Coutant R, Carel J C, Mathivon L, Boisson Lesage C, Renier D, Garabédian M, Chaussain J L
Service d'endocrinologie pédiatrique, hôpital Saint-Vincent-de-Paul, Paris, France.
Arch Pediatr. 1997 May;4(5):433-7. doi: 10.1016/s0929-693x(97)86669-9.
Type la pseudohypoparathyroidism is due to a molecular defect causing Gs protein deficiency. It is responsible for multi-hormonal resistance and skeletal abnormalities. Parathyroid hormone resistance can be subtle so that the diagnosis can be difficult in patients with atypical manifestations.

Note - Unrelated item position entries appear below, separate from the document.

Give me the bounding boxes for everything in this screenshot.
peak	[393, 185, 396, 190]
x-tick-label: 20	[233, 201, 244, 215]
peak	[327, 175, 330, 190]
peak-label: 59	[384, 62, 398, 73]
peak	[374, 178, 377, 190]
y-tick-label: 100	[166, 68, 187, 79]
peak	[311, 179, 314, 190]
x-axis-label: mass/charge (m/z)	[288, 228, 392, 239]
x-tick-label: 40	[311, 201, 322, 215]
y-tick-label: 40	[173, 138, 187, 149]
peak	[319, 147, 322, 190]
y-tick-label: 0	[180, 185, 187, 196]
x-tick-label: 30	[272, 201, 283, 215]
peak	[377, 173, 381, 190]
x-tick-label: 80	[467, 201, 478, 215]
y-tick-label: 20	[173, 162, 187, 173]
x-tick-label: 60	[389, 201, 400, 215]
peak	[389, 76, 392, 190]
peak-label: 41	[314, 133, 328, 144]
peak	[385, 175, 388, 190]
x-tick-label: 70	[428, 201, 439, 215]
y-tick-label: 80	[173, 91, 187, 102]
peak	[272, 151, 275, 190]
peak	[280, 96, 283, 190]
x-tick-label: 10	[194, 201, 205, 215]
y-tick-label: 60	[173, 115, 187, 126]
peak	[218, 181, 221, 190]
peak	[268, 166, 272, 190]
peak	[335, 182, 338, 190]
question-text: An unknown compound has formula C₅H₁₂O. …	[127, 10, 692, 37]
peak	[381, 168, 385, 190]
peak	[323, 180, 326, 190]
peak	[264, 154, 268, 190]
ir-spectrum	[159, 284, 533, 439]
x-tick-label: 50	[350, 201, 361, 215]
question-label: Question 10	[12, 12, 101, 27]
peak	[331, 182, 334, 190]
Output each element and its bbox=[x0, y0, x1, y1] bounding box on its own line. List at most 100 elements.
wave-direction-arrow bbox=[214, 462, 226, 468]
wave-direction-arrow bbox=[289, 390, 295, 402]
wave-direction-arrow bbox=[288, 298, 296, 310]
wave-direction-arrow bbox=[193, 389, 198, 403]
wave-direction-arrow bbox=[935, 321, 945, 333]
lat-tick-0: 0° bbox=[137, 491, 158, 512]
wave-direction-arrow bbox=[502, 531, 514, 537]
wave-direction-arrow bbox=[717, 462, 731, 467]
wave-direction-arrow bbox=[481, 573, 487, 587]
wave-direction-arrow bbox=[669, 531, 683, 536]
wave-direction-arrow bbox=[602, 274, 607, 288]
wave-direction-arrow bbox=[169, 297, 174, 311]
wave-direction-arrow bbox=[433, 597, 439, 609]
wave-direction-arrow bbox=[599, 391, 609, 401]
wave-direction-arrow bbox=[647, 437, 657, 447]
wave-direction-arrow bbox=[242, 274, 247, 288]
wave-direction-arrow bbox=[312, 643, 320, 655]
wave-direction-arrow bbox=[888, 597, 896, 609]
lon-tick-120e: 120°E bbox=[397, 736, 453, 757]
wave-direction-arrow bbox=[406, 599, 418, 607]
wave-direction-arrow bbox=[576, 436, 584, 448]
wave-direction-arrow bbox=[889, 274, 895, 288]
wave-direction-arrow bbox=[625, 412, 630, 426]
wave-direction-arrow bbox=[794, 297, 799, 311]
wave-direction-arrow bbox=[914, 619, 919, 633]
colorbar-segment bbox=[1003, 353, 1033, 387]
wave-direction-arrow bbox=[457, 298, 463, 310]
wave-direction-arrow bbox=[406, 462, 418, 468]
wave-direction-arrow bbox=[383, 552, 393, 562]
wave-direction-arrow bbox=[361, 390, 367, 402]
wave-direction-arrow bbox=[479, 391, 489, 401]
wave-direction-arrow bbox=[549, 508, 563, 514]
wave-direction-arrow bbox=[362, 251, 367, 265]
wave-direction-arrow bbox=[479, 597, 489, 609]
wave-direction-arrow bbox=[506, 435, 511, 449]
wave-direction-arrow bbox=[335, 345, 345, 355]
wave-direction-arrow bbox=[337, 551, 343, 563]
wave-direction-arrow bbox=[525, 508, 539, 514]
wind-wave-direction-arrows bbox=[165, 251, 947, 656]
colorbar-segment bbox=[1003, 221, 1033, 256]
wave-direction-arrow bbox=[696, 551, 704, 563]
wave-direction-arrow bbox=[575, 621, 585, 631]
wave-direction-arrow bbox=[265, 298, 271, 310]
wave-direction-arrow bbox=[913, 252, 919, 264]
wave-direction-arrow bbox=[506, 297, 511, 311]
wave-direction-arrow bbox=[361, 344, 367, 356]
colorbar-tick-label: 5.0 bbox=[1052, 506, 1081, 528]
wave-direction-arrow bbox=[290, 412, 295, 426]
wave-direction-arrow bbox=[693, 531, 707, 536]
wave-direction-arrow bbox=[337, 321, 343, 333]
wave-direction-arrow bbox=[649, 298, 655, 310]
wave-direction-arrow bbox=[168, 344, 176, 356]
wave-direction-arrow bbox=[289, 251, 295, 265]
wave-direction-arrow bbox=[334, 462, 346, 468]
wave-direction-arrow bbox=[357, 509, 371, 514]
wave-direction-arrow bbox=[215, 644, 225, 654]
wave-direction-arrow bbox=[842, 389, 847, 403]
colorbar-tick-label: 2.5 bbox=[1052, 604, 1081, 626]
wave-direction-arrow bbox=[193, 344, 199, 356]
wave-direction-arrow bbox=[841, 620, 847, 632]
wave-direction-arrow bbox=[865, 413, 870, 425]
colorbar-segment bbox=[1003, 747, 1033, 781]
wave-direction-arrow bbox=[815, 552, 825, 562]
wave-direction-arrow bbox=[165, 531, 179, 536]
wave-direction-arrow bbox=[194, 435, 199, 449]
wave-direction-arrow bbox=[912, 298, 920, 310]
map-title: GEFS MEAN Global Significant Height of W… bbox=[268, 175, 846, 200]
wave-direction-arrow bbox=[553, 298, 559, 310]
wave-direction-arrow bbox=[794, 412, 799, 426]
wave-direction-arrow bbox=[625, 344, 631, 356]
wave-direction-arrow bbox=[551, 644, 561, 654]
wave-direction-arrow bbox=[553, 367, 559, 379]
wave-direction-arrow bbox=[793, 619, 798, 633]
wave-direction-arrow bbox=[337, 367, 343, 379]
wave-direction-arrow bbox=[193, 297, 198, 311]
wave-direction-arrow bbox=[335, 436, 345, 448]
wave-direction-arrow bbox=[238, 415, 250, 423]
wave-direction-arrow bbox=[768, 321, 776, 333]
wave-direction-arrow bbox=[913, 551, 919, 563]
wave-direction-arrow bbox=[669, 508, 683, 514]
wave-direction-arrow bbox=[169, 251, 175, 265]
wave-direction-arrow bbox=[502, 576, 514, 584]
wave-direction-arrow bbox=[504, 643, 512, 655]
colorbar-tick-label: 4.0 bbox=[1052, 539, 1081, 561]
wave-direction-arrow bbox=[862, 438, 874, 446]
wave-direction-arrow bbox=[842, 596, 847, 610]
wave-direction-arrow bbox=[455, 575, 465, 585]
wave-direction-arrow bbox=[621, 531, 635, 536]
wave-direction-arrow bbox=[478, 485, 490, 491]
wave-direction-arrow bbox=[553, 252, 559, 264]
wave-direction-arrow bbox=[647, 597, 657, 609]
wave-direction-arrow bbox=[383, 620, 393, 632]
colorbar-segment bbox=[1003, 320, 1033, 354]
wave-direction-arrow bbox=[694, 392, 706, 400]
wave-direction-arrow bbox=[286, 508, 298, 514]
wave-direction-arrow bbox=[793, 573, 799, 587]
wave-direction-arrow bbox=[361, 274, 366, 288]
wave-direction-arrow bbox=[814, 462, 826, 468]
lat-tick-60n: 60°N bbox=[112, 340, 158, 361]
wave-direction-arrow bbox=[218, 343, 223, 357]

A 10-year-old boy was first referred for growth retardation (height standard deviation score: -2.8). He had short metacarpals, and scaphocephaly. Laboratory findings revealed an elevation of plasma TSH (8,8 microU/mL) with normal thyroid hormone levels. The investigations ruled out common causes of compensated hypothyroidism. Despite normal blood calcium and phosphate levels, parathyroid hormone was elevated to 358 pg/mL (normal values: 10-60) without renal failure, suggestive of hormonal resistance. The diagnosis of pseudohypoparathyroidism type la was confirmed by a 50% reduction of Gs activity. Melanodermia, associated with an elevation of ACTH was suggestive of ACTH resistance without MSH resistance. Moreover, skeletal radiography showed a narrow lumbar canal.
Type la pseudoypoparathyroidism could be part of the etiological diagnosis of primary hypothyroidism, even in the absence of hypocalcemia and hyperphosphatemia. Similarly, skeletal abnormalities extend beyond the classical features of Albright's osteodystrophy.